2. Kulturelle Teilhabe verbessern durch
Stärkung der kulturellen Bildung
Eine gut ausgebaute, vielfältige
kulturelle Infrastruktur ist die Voraussetzung für die Teilhabe am kulturellen
Leben. Die Zugangsmöglichkeiten zu dieser Infrastruktur dürfen weder vom
Geldbeutel noch vom Wohnort abhängig sein. Kulturelle Bildung kann Zugänge zu
Kunst und Kultur eröffnen und dadurch Teilhabe ermöglichen. Dazu muss aber auch
die autonome künstlerische wie wissenschaftliche Fachlichkeit als Grundlage von
kultureller Bildung gesichert sein. Medienbildung kann im digitalen Zeitalter
einen wesentlichen Beitrag zur kompetenten Nutzung von und der kritischen
Auseinandersetzung mit Medien, der Einordnung von Informationen sowie zum
Dialog und zur Interaktion zwischen Künstlern und Nutzern leisten. Der
Deutsche Kulturrat fordert daher, die Sicherung der kulturellen Infrastruktur
im Koalitionsvertrag zu fixieren. Die kulturelle Bildung, einschließlich der
Medienbildung, soll als eigenständiges Aufgabenfeld im Koalitionsvertrag
verankert und durch adäquate Maßnahmen – institutionell und projektbezogen –
gefördert werden.
3. Kooperativen Kultur- und
Bildungsföderalismus wieder etablieren
Bildung und Kultur sind eine
gesamtstaatliche Aufgabe. Der Zugang zu ihnen darf nicht davon abhängig sein,
in welchem Bundesland jemand lebt. Bund, Länder und Kommunen haben daneben je
eigene Aufgaben in der Kultur- und Wissenschaftspolitik, -förderung und
-finanzierung, die einander ergänzen. Ein kooperativer Kultur- und
Bildungsföderalismus schafft durch die Zusammenarbeit einen Mehrwert. Der
Deutsche Kulturrat hält es daher für erforderlich, wieder einen kooperativen
Kultur- und Bildungsföderalismus zu etablieren und ein Kooperationsgebot von
Bund und Ländern in Bildung und Kultur grundgesetzlich abzusichern. In
Zusammenarbeit von Bund, Ländern und Kommunen können nachhaltige Akzente zur
Weiterentwicklung der Infrastruktur von Kunst, Kultur und kultureller Bildung
gesetzt werden.
4. Instrumentalisierung der Auswärtigen
Kultur- und Bildungspolitik beenden
Die Auswärtige Kultur- und Bildungspolitik
hat in der globalisierten Welt eine neue Dimension gewonnen. Es geht darum, die
Zusammenarbeit mit den Partnern anderer Länder zu stärken, Kultur aus
Deutschland vorzustellen und in stärkerem Maße Auswärtige Kultur- und
Bildungspolitik mit der Kultur- und Bildungspolitik im Inland zu verzahnen.

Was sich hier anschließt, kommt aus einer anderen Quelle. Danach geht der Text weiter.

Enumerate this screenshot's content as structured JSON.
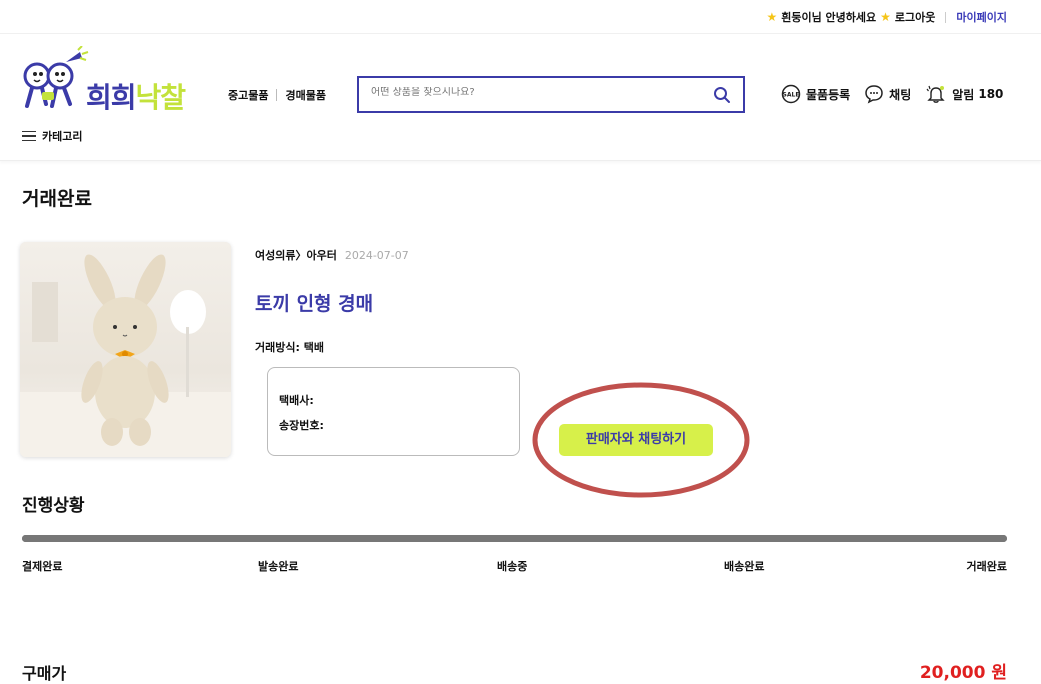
{
  "topbar": {
    "greeting": "흰둥이님 안녕하세요",
    "logout": "로그아웃",
    "mypage": "마이페이지"
  },
  "header": {
    "logo_text_part1": "희희",
    "logo_text_part2": "낙찰",
    "nav_used": "중고물품",
    "nav_auction": "경매물품",
    "search_placeholder": "어떤 상품을 찾으시나요?",
    "register_label": "물품등록",
    "chat_label": "채팅",
    "alarm_label": "알림",
    "alarm_count": "180",
    "category_label": "카테고리",
    "sale_badge": "SALE"
  },
  "main": {
    "page_title": "거래완료",
    "breadcrumb": "여성의류〉아우터",
    "date": "2024-07-07",
    "product_title": "토끼 인형 경매",
    "trade_method": "거래방식: 택배",
    "courier_label": "택배사:",
    "tracking_label": "송장번호:",
    "chat_button": "판매자와 채팅하기"
  },
  "progress": {
    "title": "진행상황",
    "fill_fraction": 1.0,
    "steps": [
      "결제완료",
      "발송완료",
      "배송중",
      "배송완료",
      "거래완료"
    ]
  },
  "price": {
    "label": "구매가",
    "value": "20,000 원"
  },
  "colors": {
    "brand": "#3b3ba8",
    "accent": "#d7f04a",
    "price": "#e02020",
    "highlight": "#c0504d"
  }
}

Dabei hat die Auswärtige Kultur- und Bildungspolitik einen Eigenwert, der sich
aus ihrem Gegenstand ableitet. Der Deutsche Kulturrat fordert die neue
Bundesregierung auf, diesen Eigenwert Auswärtiger Kultur- und Bildungspolitik
im Koalitionsvertrag festzuschreiben, einer Instrumentalisierung dieses
Politikfeldes entgegenzutreten und die Einbeziehung weiterer
zivilgesellschaftlicher Akteure neben den Mittlerorganisationen in dieses
Themenfeld zu vereinbaren.
5. Kulturpolitik in Europa
Der europäische Einigungsprozess ist von
herausragender wirtschaftlicher und kultureller Bedeutung. Die Urheberrechts-,
Medien- und Steuerpolitik werden auf der europäischen Ebene vorgeprägt. Bei den
verschiedenen bi- und multilateralen Handelsabkommen werden die Verhandlungen
nicht mehr von der deutschen, sondern der europäischen Seite geführt. Dieses
trifft auch auf das geplante Freihandelsabkommen zwischen der USA und der EU
zu. Hier ist die Europäische Kommission der Verhandlungspartner der USA. Der
Deutsche Kulturrat hält es für erforderlich, im Koalitionsvertrag der neuen
Bundesregierung dieser Entwicklung Rechnung zu tragen und die entsprechenden
finanziellen und personellen Ressourcen für eine Beteiligung der Zivilgesellschaft
bereitzustellen. Ebenso muss im Koalitionsvertrag unterstrichen werden, dass
bei den laufenden Verhandlungen zum Freihandelsabkommen EU-USA die
„UNESCO-Konvention über den Schutz und die Förderung der Vielfalt kultureller
Ausdrucksformen“ konsequente Anwendung findet.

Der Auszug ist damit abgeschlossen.